Customization and project management in agile
We all want to be agile. How can we say that scrum isn’t perfect when the best of the best use it and make it work for them? Let’s face the truth, we all need to adjust it a little bit.
At The Software House, we know the rules of the Agile game. But we also know that increasingly, Agile and scrum aren’t as clear-cut as they seem to be. Most tech firms adjust the Agile framework in order to fit their teams better – and match the reality of the client’s business environment.
Project success and delivery are more important than scrum for scrum’s sake. So how does TSH modify the agile approach?
Did the use of Agile evolve?
In terms of project management, most of us know that Agile started off as a better method for software development. The whole point was to bring better solutions to the market faster, by making the development process flexible.
The productivity ecosystem is Darwinian, just like any other ecosystem in nature. The basic premise is that the fittest survive – the fittest being those who best use their resources. And in our quickly-changing world, the definition of “good resources:” also changes quickly.
Without making the Agile process fit the environment, we’re in danger of ritualizing something that was meant to be a solution from meaningless rituals.
In today’s IT, trust and ownership became a resource that changes how teams work and how the Agile methodology is altered – and a lot of companies adjust their Agile style to support trust and ownership. This wasn’t the case at the beginning when central management was still a knee-jerk reaction.
This is how some of the world’s major software-based companies broke out of the Agile box, according to research by The Pragmatic Engineer:
This is just one example of how Agile can change to face new project realities – and it’s just one reason that today, every company uses its own approach to Agile.

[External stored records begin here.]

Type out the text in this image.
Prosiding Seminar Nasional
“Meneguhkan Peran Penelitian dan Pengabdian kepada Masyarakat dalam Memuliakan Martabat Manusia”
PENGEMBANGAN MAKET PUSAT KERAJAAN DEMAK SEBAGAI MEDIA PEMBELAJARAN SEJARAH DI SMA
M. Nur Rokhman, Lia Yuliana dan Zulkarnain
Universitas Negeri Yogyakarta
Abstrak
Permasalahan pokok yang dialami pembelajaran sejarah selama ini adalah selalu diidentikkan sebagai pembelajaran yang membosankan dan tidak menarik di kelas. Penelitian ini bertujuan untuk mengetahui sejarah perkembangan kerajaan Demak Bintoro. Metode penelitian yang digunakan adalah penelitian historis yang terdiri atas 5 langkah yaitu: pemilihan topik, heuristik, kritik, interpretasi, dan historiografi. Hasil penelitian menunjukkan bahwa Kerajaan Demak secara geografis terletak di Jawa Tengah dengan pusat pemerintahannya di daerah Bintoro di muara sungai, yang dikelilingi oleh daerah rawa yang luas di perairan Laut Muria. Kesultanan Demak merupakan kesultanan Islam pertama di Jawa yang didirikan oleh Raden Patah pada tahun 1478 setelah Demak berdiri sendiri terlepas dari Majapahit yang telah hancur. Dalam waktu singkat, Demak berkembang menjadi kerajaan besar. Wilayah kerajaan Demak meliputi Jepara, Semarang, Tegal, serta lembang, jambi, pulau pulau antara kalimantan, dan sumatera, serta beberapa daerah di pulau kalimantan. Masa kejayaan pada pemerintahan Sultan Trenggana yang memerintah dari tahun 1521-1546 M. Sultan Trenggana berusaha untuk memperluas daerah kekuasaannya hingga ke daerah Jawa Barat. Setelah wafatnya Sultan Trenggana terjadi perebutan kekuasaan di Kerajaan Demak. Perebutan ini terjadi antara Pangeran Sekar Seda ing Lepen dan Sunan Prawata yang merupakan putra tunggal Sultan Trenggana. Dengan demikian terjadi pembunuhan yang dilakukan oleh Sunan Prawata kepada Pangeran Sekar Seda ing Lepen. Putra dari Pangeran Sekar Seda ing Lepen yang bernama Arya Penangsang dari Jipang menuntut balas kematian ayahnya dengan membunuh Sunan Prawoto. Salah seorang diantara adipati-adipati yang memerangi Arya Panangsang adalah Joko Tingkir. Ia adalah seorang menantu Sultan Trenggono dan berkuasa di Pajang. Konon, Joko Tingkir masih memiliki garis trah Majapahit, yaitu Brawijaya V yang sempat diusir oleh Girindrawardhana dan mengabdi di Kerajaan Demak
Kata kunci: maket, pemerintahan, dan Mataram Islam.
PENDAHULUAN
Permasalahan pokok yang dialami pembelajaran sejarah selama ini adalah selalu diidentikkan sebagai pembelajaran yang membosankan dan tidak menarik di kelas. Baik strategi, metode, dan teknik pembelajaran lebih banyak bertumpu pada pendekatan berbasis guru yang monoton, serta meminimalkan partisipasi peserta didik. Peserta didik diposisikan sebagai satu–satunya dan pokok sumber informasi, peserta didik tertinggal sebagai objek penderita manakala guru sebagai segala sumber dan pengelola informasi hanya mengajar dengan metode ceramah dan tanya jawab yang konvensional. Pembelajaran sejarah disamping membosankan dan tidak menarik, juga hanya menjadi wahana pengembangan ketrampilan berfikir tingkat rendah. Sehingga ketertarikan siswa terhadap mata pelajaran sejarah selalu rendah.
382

According to the State of Agile 2022, over 50% of companies use their own approach to Agile.
Let’s take a look at the rules of Scrum, and Agile, and how we usually make them fit our needs:
1. The project manager is responsible for delivery
Officially, Scrum defines roles like Scrum Master, Product Owner, and the Development Team. The Scrum Master helps everyone understand Scrum theory and practice, both within the Scrum Team and the organization, while the Product Owner is responsible for managing time, budget, and project goals.
In TSH we noticed that this responsibility setup creates a gap. What? I will explain using a simple example:
Let’s imagine we are about to start a new project. The goal is to build a simple game for kids. The project is sold and it shouldn’t take too long but… we still don’t know each other and we don’t have a backlog created but the decision was made: we work in Scrum.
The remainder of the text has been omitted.